Monday, October 29, 2012

My MENSA Application Is In The Mail

The scofflaws are trying my patience.

This afternoon, I smelled an illicit smell within the four walls of my hermetically-sealed classroom. Even with the AIR CONDITIONER pumping away on the roof, freezing us out with the icy drafts in order to keep that room at 72 degrees, though most of the day the furnace struggled to keep the heat at 70 because of outside temps in the forties...I smelled it.

Fingernail polish. Puhhhhlease! This class knows better. It's not our first rodeo. Or nail salon. I immediately looked to the biggest complainer. Funny how I have a sixth sense like that. The dude behind her had moved up beside her, and was sitting sidesaddle on the chair. Kind of like his first rodeo.

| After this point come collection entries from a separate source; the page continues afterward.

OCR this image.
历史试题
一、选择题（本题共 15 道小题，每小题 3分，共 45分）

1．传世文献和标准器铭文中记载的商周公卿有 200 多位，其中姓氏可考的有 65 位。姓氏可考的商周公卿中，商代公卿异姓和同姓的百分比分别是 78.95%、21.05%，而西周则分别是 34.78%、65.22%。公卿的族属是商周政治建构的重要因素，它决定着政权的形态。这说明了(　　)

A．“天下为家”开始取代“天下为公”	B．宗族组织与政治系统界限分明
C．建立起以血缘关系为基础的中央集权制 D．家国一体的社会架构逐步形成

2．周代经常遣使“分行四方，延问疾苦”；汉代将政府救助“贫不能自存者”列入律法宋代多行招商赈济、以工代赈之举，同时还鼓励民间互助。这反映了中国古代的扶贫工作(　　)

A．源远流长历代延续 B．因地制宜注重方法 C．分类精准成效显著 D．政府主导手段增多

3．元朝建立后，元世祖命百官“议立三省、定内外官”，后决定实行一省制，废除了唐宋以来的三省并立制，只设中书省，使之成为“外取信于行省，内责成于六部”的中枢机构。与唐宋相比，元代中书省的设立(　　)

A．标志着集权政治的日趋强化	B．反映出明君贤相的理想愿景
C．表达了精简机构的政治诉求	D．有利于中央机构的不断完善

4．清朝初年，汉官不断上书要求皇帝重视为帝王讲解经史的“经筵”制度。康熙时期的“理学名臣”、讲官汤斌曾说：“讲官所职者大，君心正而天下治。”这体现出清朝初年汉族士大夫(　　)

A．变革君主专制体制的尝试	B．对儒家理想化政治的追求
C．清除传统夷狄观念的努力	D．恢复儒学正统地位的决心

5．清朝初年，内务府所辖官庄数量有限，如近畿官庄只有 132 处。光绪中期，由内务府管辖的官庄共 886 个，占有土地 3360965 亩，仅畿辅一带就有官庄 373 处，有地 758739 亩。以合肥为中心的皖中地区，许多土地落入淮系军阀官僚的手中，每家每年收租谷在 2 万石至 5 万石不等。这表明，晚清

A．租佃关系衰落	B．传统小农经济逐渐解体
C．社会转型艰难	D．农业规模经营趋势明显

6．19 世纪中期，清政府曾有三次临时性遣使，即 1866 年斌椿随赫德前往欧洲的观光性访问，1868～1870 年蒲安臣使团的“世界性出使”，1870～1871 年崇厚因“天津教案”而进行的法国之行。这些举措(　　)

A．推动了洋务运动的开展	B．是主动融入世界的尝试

"Dude. What are you doing there?"

"Just chillin', Mrs. HM."

"What are you doing?"

"Just chillin'."

"WHAT are you doing? Because I smell a bad smell. And I'm not accusing YOU of smelling bad, Dude, but I have a feeling the two incidents are related."

"Okay. I'm getting my fingernails painted."

"Not anymore. Move back to your seat."

"But it's Red Ribbon Week neon day! That's why I'm getting my fingernails painted. See? They're all different colors."

"Do it on your own time, not mine. You both know the rules. Don't pretend you've forgotten. You're pushing your luck and taking advantage of my good nature."

"But only eight of them are done!"

"Too bad, so sad. Now stay in your right seat, and put your hands on your desk so I can make sure those two fingernails stay unpolished."

"Whoa! How did you KNOW that? How did you know I had two left to paint?'

"Well, Dude, I'm a genius, and a future member of MENSA, the genius society, because I figured that you must have ten fingernails, like most people, and you already told me only eight were done, so I used my mad math skillz and subtracted eight from ten, and because I'm so smart, I know the answer is TWO!"

"Oh. You're really smart."

Let the record show that his buddies found it hilarious that Dude didn't know how I figured out his unpainted digits. It's so simple to outsmart some of the students some of the time.

Like taking fingernail polish from an eleventh-grader.


Sioux said...

Here in BigCityLand, we let the students paint each others fingernails in class. Hey, it might inspire them to get a job at a nail salon some day.

However, we draw the line at toenails. That would be gross, what with the toe jam and all...

Hillbilly Mom said...

Sweet Gummi Mary! How I hate FEET! I'm glad you're training our little English-speaking youth in nailology. It makes the world safer for the Frank Costanzas among us who fear ridicule from former flames in far-away languages.

Kathy's Klothesline said...

I have not sent my application in to Mensa yet ....... but I have been heard to say that Mother was right, I am smarter than most of the people around me. Like you, I knew right away how many nails were naked. Just think, he will soon be old enough to vote!

Hillbilly Mom said...

Thank the Gummi Mary, we have two MENSA votes to cancel his misbegotten choices.